Seen as an essential for many businesses, companies who have made a smooth transition to remote working have realised that it is a big item on the balance sheet. This has led to some soul searching around board tables – what is an office for?
The suggestion seems to be heavily tied to culture. A place to learn, share and collaborate, an office today is as much a social space as it is a workplace. So, what does this mean in design terms?
What does working from home look like?
During the first lockdown, around 36% of people worked from home (source: ONS). Jump forward to summer 2021, and even when lockdown restrictions were lifted, one in four people have remained at home. For many returning to the office, a new hybrid model was starting to take effect. Research estimates that over half of staff want this approach to remain.
At the same time, businesses were noticing something. While productivity was up, there was a slowdown in areas such as innovation and training and development. The suggestion is that our offices need a rethink to prioritise spaces focused on teamwork and building internal relationships.
Getting back to business
The first thing to do is make staff comfortable about going into the office. An ONS survey asked employees what would give them the confidence to return to the workplace; the top answers were enhanced cleaning practices, improved ventilation and limiting capacity to enable social distancing.
“We saw a similar trend at the beginning of the pandemic when people first went back to offices,” said Steve Johnson of the Advanced Technical Panels division at Lathams. “They wanted surfaces that could withstand heavy cleaning regimes and materials that could easily separate workspaces.”
To help address this, Lathams categorised products based on their hygienic protection so that specifiers could understand the relative performance levels of different materials. This ranged from KYDEX at the very top, a thermoformable plastic with anti-microbial properties, through to compact-grade laminates and acrylics that are anti-bacterial. Able to withstand harsh cleaning routines, products in these categories have remained popular.
What does the new office look like?
It is not just about increasing the hygienic properties of surfaces. With the average office-based business reducing space by 30% (McKinsey), it is essential to make the most of what you have. Companies are looking at materials that add depth, texture and interest to surfaces to improve the quality of their spaces.
Both laminates and melamines offer an easy way to improve existing surfaces. Made up of layers of decorative paper that are glued together before undergoing heat and pressure treatment, their advantage is that they are available in a wide range of styles and finishes. This provides great design choice and flexibility whatever the project.

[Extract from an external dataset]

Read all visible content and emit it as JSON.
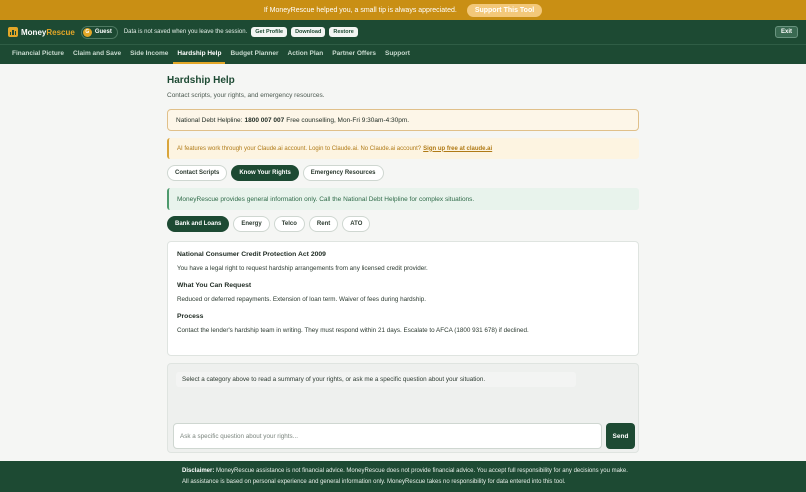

For those looking at the premium end, XyloCleaf is top of the list. Available exclusively through Lathams in the UK, the range includes melamine-faced panels, laminates and edgings. The unique Thermo Structured surface results in deep textures and intricate details that make it difficult to distinguish XyloCleaf from the real material it is designed to mimic, which include stone, linen, metallic and woodgrain finishes.

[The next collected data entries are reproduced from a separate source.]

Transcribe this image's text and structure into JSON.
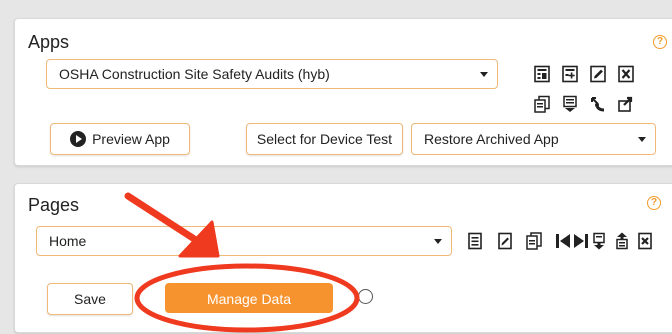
{
  "apps": {
    "title": "Apps",
    "help": "?",
    "selected_app": "OSHA Construction Site Safety Audits (hyb)",
    "preview_label": "Preview App",
    "device_test_label": "Select for Device Test",
    "restore_label": "Restore Archived App",
    "toolbar_icons": [
      "app-properties-icon",
      "add-app-icon",
      "edit-app-icon",
      "delete-app-icon",
      "copy-app-icon",
      "import-icon",
      "move-app-icon",
      "share-app-icon"
    ]
  },
  "pages": {
    "title": "Pages",
    "help": "?",
    "selected_page": "Home",
    "save_label": "Save",
    "manage_data_label": "Manage Data",
    "toolbar_icons": [
      "add-page-icon",
      "edit-page-icon",
      "copy-page-icon",
      "first-page-icon",
      "last-page-icon",
      "move-down-icon",
      "move-up-icon",
      "delete-page-icon"
    ]
  },
  "annotation": {
    "color": "#f03a1f",
    "arrow": "pointing to Manage Data",
    "highlight": "circled Manage Data button"
  },
  "colors": {
    "accent": "#f7932f",
    "border": "#f0b978",
    "annotation": "#f03a1f"
  }
}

This final point is crucial as it addresses two other trends that are influencing recruitment and retention; employee wellbeing and the importance of working for a responsible business. Both areas have grown in significance, the former as a response to the pandemic and the latter due to the focus on sustainability around COP26.
This has led to a desire for natural materials and finishes within workspaces. Referred to as biophilic design, it is about making connections between indoor spaces and nature through choices in areas such as colours, materials, shapes and textures.
Of course, it is not just the way that the product looks – being genuinely sustainable is essential too. It is something that Lathams has considered with the launch of its new carbon calculator.
The tool calculates environmental impact by looking at the carbon footprint of products, from production through to delivery to Lathams’ depots. It also looks at how much carbon is stored within the wood’s structure, known as biogenic carbon. Products are then rated according to a confidence level, which is determined based on the quality of the data points that have been reviewed. To increase visibility for customers, the carbon data will be added to all invoices, delivery notes, and other key documentation.
Some of the top-rated products are from manufacturers such as Accsys Technologies, which produces modified timber Accoya, and UPM Plywood, home to WISA plywood. Because of the quality of the materials, they can be installed ‘as is’, making them very popular with designers looking for an exposed wood finish from a quality, environmentally-friendly product.